Caballo sea la noche, Alejandro Morellón

No hay resuello. Fogonazo mantenido de esta escritura armada en lo simbólico: en su intersección con lo onírico, en su derramarse sobre lo precario. Entiéndase: lo precario que se hipertrofia hacia una explosión exuberante. Armada, pues, con toda la infantería narrativa. Oficio: lo que acerca al contador de historias y al mago, el discurso replegándose y desplegándose en lo hipnótico. De ahí el manantial hablando un lenguaje resquebrajado, laberíntico, oscuramente luminoso.

Alejandro Morellón es un estilo y no se me ocurre mejor manera de atestiguar el éxito literario. Los costurones largos se ven como cuchilladas en el lienzo de la noche. Como pasos en falso sobre la arena. Morellón, su escritura, es larga, dúctil, es un baile con el pretexto de una historia o una historia que pretexta un baile.

La literatura apabulla porque no precisa más andamiaje discursivo que ella misma. Ni filosofa ni dogmatiza. Huye en desbandada de la tentación de ser algo más. De ordenar el mundo. Si se ordena, el mundo se torna abismo. Desordenado, se le respeta. Se le ama. Literatura es amor por la irremisible nulidad de todo cuanto la excede. En un salto solitario, ella misma se excede. No hay resuello.

Literatura. Una literatura de salvación, de muleta, literatura terapéutica que brinda con las musas por uno mismo en una conversación que presenciamos entre el asombro y el sigilo. Expiación, redención. Literatura farmacológica de los instintos, una descarga de puro nervio directa al corazón de la noche. El desgarro ofrece una visión única, un detalle nuevo de lo viejo, el hombre que adorna al yo tiritando de circunstancia, tembloroso de anécdota, grávido de sí mismo. De ahí la urgencia de aligerarse, de desplomarse en un estornudo febril de palabras, de intensificar su inexistencia como única forma de existir. La quiebra mayor es la gran oportunidad de desgajarse del mundo y volver a él tonificado. Unas vacaciones en el infiernillo del recuerdo, deseo y culpa salivándose, salvándose. La literatura es la carroñera que se alimenta de este marasmo. El lector, carroñero también, asiste, cata, degusta, asiente o hace una mueca de disgusto: lee. Creación y lectura son las grandes carroñeras buscando redimirse.

Caballo sea la noche me parece un intento de hacerse un ovillo, de volver a la nuez, a la indivisibilidad del origen. Para llegar allí es preciso desandarse, atravesar un desierto de recuerdos hacia esa orilla sin tiempo entre la memoria, la ensoñación y un acto de sometimiento a nuestra violencia natural, nuestro último esplendor.
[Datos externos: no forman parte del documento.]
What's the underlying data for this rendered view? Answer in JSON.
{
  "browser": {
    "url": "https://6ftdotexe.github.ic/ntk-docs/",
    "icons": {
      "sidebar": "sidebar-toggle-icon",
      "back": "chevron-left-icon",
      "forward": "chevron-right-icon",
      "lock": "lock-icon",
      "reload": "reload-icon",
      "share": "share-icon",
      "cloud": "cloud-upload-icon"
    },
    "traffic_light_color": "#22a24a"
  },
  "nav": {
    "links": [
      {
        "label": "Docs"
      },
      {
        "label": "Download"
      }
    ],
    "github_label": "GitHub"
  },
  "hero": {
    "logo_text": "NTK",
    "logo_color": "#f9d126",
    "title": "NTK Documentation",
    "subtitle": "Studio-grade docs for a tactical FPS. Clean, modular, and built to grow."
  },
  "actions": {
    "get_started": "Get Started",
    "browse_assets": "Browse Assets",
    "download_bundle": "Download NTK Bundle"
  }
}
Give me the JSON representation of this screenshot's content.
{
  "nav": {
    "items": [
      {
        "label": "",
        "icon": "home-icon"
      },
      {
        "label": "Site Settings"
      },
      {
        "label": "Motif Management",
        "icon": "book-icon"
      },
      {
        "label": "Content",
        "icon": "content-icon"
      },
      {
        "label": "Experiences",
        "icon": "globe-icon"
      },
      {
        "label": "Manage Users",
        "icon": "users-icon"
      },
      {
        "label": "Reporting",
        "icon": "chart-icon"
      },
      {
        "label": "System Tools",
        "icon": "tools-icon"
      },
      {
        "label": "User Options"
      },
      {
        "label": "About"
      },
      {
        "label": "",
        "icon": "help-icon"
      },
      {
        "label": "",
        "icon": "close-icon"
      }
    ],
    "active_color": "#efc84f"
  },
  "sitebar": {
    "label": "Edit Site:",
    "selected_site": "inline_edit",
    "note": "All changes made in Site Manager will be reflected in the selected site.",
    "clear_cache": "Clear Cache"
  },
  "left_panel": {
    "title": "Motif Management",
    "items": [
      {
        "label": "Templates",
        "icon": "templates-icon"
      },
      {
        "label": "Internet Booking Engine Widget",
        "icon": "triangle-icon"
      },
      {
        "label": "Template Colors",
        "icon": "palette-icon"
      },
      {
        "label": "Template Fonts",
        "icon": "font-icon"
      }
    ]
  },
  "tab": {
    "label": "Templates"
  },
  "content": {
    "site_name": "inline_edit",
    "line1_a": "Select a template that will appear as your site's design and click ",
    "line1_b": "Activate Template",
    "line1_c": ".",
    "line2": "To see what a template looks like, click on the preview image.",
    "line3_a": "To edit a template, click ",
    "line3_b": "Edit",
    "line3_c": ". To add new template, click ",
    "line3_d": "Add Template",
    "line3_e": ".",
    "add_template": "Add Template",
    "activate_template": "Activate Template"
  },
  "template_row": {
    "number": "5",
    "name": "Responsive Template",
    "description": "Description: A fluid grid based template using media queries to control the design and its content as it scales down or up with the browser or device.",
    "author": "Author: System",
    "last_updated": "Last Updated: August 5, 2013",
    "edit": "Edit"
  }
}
La tentación del lenguaje. El exceso de nada, el rodeo ampuloso, la cicatriz del mundo entre las hojas. Escribir es puro juego, vivir es otro tanto. Y nada más estimulante que jugar por jugar, sin arraigo verdadero, por una lucidez azarosa, hermosa, llamando a las cosas por un nombre anterior a ellas. Así el lenguaje es puente entre dos vacíos. Este desviarse a conciencia consiente en la única intriga narrativa que deja ilesa el huracán lírico y freudiano. La carta. El asunto. El caso. Lo innombrable. Alan. Óscar. Rosa. Y Marcelo. La elipsis es juguetona, rabiosa, no oculta que hay poco que ocultar. Ese vicio escritural de estirarse como un saludo al sol en la mañana del folio, tan cine de autor, quizás demasiado visible, demasiado evidente, pero poderoso de imágenes y una belleza perturbadora. Nuestro Slimani borboteando verbo. El caso es monstruoso y a la vez –y esto lo hace doblemente monstruoso– puro. Hay una pureza flotando como un cuchillo a punto de hundirse en la noche. La moralidad puesta a prueba: «porque si la tiniebla se hizo fue por la mirada sobre el acto, no por el acto en sí mismo» (p. 85). Tanta espera termina afeando el desenlace, rebajándolo, (y quizás no sea el desenlace sino nuestra mirada sobre él), lo que parece una honda revelación: lo puro es el juego, no su razón. Y, cómo no, el debate sobre si aberración o incomprensión, sobre si abominación o claridad. En este dilema insoluble radica todo el peso de esta novela. Y también su éxito.